Hazır Değilim Dedi, Ama Geldi…
Hazır Değilim Dedi, Ama Geldi…
Her gün ve her an ölümden bir davet var bana:
Bana gel, diye.
Ben de hep erteliyorum:
Hazır değilim, diye.
Bahanelerim Hazır:
İşim daha bitmedi, diye.
Sonunda aldı beni:
İşim bitmese de…
Meğer iş burada değil, orada başlıyormuş.
Haberim yokmuş…
**********
Her gün ölüm bana bir davetiye gönderdi:
“Bana gel…” dedi.
Ben her defasında, nazikçe ama kararlı bir şekilde cevap verdim:
“Hazır değilim.”
İnsan garip bir mahlûktur. En kesin hakikati –ölümü– en çok unutan odur. Her gün binlerce insan toprağa verilirken, kalbinde hâlâ “Ben değilim” duygusuyla yaşar. Oysa ölüm, her canlının mukadder kaderidir.
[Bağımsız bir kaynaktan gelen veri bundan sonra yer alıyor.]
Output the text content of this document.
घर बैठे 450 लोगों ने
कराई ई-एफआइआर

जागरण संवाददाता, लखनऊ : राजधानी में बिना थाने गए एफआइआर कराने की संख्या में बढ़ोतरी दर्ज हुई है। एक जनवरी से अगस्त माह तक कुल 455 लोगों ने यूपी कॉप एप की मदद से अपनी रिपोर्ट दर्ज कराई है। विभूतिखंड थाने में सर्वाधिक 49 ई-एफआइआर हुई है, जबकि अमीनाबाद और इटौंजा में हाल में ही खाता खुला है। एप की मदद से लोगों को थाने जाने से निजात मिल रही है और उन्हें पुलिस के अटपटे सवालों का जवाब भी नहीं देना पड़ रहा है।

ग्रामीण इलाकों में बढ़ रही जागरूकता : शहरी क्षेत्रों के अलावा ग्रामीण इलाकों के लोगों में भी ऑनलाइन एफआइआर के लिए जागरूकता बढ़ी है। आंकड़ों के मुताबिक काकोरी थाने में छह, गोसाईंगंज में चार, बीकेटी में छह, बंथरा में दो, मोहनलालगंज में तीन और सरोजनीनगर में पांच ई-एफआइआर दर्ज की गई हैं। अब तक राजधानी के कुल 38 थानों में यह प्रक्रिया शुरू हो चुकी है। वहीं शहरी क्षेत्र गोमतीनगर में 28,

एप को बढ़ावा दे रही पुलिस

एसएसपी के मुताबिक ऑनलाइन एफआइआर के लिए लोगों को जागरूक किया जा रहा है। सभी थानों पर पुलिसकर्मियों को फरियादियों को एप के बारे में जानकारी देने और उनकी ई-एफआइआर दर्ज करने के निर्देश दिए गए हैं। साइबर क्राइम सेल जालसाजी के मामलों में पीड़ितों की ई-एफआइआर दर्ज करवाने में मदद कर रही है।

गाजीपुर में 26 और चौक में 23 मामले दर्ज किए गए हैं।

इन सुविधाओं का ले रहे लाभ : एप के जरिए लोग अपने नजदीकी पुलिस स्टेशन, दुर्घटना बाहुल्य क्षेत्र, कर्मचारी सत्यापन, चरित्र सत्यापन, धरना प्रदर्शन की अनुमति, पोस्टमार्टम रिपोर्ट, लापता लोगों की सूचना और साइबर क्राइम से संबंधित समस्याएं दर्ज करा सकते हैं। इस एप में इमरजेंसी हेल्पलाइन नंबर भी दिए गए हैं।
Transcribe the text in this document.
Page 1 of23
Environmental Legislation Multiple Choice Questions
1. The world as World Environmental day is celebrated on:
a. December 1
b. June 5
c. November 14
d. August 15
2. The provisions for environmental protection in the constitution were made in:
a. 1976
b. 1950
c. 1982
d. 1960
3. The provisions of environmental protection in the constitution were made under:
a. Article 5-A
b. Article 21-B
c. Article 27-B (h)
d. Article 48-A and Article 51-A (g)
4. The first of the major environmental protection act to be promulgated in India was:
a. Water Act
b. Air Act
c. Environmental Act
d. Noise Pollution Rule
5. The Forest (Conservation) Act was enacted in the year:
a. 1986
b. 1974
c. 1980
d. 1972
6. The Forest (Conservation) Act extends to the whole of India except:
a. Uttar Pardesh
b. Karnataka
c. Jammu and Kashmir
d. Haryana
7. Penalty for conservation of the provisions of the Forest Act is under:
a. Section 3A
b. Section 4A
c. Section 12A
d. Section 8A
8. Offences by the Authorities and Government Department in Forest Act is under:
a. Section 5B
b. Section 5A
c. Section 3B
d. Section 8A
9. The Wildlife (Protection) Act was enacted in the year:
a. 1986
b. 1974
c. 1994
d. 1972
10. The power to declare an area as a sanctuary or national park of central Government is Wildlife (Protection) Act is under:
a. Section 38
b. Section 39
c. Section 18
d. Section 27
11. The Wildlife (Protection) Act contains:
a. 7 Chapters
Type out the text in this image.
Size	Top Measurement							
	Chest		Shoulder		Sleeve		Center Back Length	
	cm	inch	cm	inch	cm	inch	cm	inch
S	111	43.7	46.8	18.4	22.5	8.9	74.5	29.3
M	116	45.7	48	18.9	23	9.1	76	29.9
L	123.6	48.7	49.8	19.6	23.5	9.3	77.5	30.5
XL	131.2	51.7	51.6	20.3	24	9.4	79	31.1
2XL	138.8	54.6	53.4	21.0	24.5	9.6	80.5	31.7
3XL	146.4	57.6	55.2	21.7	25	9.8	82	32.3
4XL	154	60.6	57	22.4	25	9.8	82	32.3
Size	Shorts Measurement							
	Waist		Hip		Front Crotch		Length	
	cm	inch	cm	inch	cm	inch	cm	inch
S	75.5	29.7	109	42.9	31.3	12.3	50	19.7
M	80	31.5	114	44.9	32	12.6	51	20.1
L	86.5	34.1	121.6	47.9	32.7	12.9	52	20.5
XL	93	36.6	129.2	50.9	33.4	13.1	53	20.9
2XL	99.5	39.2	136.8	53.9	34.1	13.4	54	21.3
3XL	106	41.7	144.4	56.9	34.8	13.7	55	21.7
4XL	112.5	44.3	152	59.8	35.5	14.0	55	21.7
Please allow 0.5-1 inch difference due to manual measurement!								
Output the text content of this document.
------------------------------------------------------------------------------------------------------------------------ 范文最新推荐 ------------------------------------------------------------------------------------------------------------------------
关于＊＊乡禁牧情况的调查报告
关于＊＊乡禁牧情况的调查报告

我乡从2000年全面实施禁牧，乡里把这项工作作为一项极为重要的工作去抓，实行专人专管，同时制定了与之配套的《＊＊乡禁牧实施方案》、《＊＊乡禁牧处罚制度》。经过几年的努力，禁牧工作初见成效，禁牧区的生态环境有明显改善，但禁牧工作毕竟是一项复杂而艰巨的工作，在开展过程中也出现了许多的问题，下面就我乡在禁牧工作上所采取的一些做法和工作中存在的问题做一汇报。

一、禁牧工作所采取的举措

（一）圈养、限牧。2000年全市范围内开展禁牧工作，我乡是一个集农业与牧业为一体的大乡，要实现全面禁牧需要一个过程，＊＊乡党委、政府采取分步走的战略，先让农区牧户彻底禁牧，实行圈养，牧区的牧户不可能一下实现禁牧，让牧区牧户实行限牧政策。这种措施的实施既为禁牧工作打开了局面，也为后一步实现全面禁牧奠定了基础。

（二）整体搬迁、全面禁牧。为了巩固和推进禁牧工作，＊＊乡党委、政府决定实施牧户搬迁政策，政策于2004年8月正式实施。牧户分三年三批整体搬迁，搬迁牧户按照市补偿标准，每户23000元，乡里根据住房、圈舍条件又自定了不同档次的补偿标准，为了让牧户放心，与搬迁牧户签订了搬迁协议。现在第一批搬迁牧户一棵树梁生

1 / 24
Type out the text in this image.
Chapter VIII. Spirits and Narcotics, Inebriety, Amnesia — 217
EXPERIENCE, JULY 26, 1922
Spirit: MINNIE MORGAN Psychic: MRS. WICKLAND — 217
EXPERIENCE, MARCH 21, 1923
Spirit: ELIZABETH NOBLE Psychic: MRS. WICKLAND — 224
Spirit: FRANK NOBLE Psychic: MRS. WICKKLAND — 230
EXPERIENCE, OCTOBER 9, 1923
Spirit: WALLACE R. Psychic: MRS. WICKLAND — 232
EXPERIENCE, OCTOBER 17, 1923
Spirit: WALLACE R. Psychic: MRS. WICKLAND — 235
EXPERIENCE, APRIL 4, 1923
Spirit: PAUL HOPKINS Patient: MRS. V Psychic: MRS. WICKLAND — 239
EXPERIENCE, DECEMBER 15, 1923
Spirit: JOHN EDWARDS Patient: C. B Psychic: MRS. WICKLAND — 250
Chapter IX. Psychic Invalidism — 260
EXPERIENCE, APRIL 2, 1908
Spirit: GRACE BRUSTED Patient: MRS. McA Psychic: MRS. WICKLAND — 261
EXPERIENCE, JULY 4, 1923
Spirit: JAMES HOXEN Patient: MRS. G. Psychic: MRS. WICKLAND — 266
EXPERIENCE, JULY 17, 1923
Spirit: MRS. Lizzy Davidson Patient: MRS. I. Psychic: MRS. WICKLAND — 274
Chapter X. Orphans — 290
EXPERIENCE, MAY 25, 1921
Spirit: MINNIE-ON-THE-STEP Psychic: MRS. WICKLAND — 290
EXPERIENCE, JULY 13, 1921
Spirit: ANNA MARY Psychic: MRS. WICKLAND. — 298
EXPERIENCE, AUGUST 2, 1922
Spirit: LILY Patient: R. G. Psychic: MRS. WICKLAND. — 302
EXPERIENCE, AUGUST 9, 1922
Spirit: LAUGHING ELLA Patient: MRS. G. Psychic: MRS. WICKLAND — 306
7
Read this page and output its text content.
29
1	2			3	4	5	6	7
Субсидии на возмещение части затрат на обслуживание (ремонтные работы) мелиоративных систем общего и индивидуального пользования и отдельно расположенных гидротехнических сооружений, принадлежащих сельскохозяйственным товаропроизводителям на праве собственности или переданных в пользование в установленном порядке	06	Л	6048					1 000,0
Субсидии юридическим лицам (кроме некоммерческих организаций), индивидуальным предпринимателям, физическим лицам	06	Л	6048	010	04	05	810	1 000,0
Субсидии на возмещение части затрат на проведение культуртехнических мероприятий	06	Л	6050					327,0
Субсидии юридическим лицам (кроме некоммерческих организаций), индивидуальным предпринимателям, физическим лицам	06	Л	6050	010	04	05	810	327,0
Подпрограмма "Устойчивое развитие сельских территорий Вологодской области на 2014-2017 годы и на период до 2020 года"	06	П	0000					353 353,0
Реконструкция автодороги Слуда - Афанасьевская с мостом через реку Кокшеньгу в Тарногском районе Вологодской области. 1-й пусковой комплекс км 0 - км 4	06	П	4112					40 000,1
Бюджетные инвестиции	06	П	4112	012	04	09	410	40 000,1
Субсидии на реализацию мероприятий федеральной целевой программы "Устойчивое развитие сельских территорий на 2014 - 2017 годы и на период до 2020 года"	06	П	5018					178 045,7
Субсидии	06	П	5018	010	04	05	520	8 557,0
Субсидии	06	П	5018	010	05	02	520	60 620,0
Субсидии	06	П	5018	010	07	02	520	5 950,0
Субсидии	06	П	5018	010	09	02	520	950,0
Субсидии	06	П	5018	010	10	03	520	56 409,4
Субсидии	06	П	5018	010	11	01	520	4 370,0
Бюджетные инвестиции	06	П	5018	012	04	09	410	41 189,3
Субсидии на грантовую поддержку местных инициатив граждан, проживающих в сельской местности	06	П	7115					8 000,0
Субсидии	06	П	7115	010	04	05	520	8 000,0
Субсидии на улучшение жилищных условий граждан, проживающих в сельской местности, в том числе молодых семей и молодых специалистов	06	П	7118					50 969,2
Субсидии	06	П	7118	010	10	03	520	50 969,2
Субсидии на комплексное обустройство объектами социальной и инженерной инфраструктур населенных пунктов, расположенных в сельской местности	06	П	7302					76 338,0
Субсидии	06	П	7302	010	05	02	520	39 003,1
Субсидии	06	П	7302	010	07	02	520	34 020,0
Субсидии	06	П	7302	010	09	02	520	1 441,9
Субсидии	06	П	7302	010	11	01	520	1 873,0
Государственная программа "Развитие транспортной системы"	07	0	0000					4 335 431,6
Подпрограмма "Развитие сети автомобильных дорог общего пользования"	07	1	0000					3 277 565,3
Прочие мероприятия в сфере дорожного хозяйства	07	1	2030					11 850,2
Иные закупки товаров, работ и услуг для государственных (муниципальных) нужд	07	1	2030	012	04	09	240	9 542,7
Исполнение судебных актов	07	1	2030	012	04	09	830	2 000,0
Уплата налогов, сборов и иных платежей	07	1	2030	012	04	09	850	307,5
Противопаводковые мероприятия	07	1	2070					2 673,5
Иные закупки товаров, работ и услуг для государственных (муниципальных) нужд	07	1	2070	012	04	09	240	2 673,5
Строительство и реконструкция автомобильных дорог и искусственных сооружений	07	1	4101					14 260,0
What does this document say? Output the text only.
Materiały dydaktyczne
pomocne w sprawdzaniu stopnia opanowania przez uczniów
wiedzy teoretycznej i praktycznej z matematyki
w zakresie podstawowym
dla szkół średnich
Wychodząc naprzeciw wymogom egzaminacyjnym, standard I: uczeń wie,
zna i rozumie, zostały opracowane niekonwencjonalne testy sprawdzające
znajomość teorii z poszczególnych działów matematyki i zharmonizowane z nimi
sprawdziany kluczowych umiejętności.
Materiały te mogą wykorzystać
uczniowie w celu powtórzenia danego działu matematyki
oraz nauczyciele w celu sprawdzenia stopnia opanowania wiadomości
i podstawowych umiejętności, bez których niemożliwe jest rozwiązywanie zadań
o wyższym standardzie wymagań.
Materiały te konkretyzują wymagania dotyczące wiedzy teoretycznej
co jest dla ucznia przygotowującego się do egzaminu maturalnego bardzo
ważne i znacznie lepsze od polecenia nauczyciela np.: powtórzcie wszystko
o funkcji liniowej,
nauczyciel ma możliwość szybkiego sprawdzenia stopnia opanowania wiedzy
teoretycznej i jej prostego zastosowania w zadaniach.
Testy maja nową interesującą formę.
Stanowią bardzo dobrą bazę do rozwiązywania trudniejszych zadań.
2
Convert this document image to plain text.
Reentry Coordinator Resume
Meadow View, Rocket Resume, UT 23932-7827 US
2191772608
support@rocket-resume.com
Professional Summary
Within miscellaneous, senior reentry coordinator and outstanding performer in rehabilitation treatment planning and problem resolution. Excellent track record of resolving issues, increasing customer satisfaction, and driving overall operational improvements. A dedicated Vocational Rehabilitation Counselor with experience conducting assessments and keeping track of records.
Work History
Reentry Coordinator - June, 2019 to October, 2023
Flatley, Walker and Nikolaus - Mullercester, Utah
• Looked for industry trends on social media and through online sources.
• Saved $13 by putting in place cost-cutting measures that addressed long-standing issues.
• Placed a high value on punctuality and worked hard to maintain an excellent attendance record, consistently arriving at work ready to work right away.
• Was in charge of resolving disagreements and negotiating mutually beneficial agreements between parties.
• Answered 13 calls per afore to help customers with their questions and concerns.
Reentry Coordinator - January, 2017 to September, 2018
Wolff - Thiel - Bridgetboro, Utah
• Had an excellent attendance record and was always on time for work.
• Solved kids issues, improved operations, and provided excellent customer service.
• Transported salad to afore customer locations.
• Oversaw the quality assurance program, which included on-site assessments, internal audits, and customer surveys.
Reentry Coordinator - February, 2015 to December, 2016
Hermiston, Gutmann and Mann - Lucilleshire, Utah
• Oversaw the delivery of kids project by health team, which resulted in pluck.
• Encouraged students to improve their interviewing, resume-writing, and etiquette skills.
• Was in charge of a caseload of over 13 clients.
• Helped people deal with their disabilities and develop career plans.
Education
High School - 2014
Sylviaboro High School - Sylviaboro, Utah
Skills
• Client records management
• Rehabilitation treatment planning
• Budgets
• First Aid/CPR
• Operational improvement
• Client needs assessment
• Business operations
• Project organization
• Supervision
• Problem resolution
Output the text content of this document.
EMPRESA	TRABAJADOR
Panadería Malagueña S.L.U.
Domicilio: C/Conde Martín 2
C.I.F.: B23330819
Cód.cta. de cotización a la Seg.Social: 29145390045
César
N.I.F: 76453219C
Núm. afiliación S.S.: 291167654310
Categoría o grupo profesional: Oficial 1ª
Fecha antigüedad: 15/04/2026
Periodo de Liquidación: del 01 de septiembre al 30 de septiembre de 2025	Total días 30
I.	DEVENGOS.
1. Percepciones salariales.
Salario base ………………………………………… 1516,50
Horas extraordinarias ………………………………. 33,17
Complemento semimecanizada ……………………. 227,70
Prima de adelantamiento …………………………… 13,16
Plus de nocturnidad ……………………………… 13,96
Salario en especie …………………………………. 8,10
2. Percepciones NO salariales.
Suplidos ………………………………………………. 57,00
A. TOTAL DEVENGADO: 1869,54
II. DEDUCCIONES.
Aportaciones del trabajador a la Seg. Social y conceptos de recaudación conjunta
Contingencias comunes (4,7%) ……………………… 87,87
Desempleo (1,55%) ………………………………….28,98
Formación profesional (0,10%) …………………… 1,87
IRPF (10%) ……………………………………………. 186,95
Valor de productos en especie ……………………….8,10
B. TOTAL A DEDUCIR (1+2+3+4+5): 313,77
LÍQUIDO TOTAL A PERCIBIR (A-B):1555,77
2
Ve o gün geldiğinde, hazırlıklı olup olmadığımıza bakmaz.
Alır.
Ertelemenin Bedeli
“Daha işim bitmedi” deriz.
Oysa dünya işleri hiçbir zaman bitmez.
Çocuk büyür, sonra evlenir, torun olur, derken bir iş daha, bir meşguliyet daha…
Ama ölüm, “işin bitti mi?” demez.
O, vaktin doldu mu? der.
Ve çoğu kez cevap: “Evet, doldu…”
Oysa insan kendini kandırır. Bahaneler üretir:
Daha gençtim…
Henüz tevbe etmemiştim…
Biraz daha ibadet edecektim…
Bir Hac yapıp dönecektim…
Ama hiçbir bahane, Ecel Meleği’ni durdurmaz.
İş Burada Değil, Orada Başlıyor
En acısı da şudur: Ölüm geldiğinde fark ederiz ki, asıl “iş” burada değilmiş. Asıl imtihan, asıl muhasebe, asıl gerçek orada başlıyormuş.
Ama “hazır değilim” dediğimiz şey, aslında hazırlıksız yakalanmaktan başka bir şey değilmiş.
Kabir kapısı kapanınca anlarız:
Asıl iş şimdi başlıyor.
Malım gitmiş, sevdiklerim dönmüş, amelim kalmış.
Namazım eksik, tevbe etmemişim, hak helalleşmemiş…
Ne Zaman Hazır Olur İnsan?
Cevap basit:
Hazırlanırsa, hazır olur.
O hâlde:
Her gün ölümü anmalı,
Her geceyi son gece bilip tevbe etmeli,
Her namazı, son namaz huşûsunda kılmalı,
Her sözümüzü, her hakkımızı, her adımımızı “kabir arkası”nı düşünerek atmalıyız.
Çünkü ölüm, beklemiyor.
Sonuç:
Bir gün geldiğinde, ölüm bize şöyle der:
“Ben seni çoktan çağırdım… ama sen ‘hazır değilim’ dedin. Şimdi geldim… işin başlıyor.”
Ve biz, gözümüz açık, ama elimiz boş bir şekilde bakarız arkamızda kalan dünyaya.
Keşke bir gün daha verilseydi…
Ama o gün artık yoktur.
Özet:
Bu makalede, insanın ölüm çağrısını sürekli ertelemesi ve “hazır değilim” bahanesiyle oyalanması ele alınır. Dünya meşguliyetlerinin hiç bitmeyeceği, fakat ölümün vakit dolduğunda mutlaka geleceği vurgulanır. Asıl hazırlığın bu dünyada değil, ölüm sonrasında başlayacak hakiki hayata yönelik olması gerektiği anlatılır. Hazır olmamanın bahaneyle değil, gayretle aşılabileceği belirtilir. Ölümün her gün davet ettiği ve en doğru cevabın “bugün hazır olmak” olduğu hatırlatılır.